Azure Data Lake Storage Connector
Azure Data Lake Storage (ADLS Gen2) is the hierarchical, analytics-optimized object storage layer most teams use as the foundation of an Azure data lake. Containers in ADLS hold raw and curated files (Parquet, ORC, JSON, CSV, Avro, Delta, Iceberg, and more) that are queryable by Synapse, Databricks, HDInsight, and Spark.
The Qualytics Azure Data Lake Storage connector reads files directly from ADLS Gen2 containers over the ABFS driver. You provide a container URI, a root path, and an authentication mode. Qualytics then profiles the files, runs scheduled scans, and surfaces record- and schema-level anomalies. The same connector can also serve as an enrichment store.
Deep Dive
-
Permissions
Minimum role assignments for source (read-only) and enrichment (read-write) containers, plus ready-to-paste examples for storage data roles.
-
Authentication
Choose between Shared Key (storage account access key) and Service Principal (Azure AD OAuth client credentials) for ADLS connections.
-
Troubleshooting
Common ADLS connection errors and how to resolve them, covering credentials, role assignments, container configuration, and TLS endpoints.
How-tos
-
Add Source Datastore
Step-by-step UI walkthrough for adding Azure Data Lake Storage as a source datastore, using either a new or existing connection.
-
Create via API
REST and CLI payload examples for creating ADLS source and enrichment datastores, with both Shared Key and Service Principal authentication.
Notes
Supported file formats
The connector reads any file format Qualytics supports for DFS sources, including Parquet, ORC, Avro, JSON, CSV, Delta, and Iceberg.
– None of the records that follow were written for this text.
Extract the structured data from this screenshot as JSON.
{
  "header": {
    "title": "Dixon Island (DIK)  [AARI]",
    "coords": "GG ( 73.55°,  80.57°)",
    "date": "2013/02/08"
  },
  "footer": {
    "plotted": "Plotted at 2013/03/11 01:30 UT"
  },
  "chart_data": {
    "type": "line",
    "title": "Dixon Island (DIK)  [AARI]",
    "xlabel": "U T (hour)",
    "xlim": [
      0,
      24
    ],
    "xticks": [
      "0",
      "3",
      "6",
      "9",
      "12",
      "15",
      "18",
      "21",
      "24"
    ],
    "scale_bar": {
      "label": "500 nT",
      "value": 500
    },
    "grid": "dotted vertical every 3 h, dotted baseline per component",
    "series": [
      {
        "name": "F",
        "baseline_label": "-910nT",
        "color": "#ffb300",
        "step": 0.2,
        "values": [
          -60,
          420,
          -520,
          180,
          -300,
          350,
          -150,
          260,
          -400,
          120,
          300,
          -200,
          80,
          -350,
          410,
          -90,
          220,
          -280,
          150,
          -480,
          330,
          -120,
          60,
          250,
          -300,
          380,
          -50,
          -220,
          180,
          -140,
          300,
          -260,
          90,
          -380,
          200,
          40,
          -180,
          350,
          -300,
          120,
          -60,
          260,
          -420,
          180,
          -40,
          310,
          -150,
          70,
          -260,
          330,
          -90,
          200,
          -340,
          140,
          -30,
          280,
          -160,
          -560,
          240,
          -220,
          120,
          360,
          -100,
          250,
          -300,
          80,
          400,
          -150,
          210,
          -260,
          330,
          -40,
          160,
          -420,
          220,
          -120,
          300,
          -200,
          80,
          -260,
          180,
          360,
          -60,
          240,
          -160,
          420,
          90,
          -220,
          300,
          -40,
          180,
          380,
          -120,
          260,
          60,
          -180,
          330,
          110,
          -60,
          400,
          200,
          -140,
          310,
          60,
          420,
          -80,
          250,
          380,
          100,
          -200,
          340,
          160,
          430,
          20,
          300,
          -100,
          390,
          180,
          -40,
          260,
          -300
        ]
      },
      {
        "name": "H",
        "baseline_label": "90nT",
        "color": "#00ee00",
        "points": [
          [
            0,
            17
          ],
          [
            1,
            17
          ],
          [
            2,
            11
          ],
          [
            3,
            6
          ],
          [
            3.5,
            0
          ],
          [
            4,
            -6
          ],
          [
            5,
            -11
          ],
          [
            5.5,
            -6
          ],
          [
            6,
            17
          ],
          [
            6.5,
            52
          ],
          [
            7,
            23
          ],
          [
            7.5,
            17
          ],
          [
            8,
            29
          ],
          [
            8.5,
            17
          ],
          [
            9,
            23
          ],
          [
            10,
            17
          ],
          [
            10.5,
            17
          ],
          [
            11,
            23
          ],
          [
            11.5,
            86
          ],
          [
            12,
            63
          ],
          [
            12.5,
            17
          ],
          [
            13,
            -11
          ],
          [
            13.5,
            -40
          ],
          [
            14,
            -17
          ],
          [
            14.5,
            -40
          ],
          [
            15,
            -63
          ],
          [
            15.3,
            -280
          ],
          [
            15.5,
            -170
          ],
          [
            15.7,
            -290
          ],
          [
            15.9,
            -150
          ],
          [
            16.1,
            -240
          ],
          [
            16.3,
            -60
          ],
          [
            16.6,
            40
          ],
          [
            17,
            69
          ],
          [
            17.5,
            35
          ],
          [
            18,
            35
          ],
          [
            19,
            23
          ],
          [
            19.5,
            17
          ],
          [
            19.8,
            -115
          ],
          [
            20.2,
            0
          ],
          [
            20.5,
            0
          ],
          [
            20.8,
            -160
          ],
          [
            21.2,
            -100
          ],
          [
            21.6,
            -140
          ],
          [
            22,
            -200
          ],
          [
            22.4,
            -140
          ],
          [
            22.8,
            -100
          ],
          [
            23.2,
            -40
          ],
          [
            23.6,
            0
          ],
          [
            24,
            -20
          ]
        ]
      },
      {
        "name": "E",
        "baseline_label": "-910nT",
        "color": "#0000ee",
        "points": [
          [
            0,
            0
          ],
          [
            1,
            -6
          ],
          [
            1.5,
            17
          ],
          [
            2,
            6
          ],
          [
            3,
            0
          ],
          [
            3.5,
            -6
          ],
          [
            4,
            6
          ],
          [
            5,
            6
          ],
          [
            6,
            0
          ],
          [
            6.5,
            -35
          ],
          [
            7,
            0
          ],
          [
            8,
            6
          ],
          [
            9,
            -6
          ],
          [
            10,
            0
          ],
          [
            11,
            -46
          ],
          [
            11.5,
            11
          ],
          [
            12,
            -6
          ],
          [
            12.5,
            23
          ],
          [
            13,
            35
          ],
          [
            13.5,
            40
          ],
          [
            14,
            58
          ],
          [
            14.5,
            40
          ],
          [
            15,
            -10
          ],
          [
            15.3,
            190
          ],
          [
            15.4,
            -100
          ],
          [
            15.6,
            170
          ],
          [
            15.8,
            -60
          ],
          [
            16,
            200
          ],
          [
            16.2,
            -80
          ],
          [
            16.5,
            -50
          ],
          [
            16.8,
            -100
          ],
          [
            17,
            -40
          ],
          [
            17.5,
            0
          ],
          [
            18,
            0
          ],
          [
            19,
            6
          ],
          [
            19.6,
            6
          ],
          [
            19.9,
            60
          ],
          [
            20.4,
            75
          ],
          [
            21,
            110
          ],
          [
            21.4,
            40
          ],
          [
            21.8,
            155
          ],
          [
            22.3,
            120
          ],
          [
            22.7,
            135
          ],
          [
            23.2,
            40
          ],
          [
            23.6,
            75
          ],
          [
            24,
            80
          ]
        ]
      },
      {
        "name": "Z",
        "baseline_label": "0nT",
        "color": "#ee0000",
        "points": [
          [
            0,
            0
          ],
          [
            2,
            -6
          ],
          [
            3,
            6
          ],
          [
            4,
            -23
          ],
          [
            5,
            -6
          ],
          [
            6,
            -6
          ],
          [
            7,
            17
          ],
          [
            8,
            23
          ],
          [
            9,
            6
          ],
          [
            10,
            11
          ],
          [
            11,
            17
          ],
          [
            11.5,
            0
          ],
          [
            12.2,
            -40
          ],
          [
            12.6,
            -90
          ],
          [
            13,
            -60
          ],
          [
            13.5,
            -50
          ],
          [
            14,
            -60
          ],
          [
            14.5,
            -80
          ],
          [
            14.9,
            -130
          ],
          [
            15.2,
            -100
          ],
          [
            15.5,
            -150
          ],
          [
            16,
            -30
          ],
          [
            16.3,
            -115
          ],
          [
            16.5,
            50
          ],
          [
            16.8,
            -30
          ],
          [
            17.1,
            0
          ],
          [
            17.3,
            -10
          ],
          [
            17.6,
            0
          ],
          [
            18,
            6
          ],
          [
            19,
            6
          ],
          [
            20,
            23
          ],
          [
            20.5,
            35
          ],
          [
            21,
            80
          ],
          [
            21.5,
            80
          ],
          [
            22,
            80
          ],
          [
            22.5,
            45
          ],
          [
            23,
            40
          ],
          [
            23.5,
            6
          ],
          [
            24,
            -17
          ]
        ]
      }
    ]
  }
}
See Supported File Formats for the full list. Schema inference and partition discovery work the same way they do for any other DFS source.
URI format
Azure Data Lake Storage URIs use the ABFS scheme with the pattern abfss://<container>@<account>.dfs.core.windows.net. The abfss:// scheme is the TLS-encrypted variant and is the recommended choice for production connections. Plain abfs:// is also accepted but is not encrypted in transit.
Container vs account permissions
ADLS supports role assignments scoped at the storage account level or at the individual container level. Granting access at the container level follows the principle of least privilege and is the recommended approach when the storage account holds multiple containers that should not be visible to Qualytics.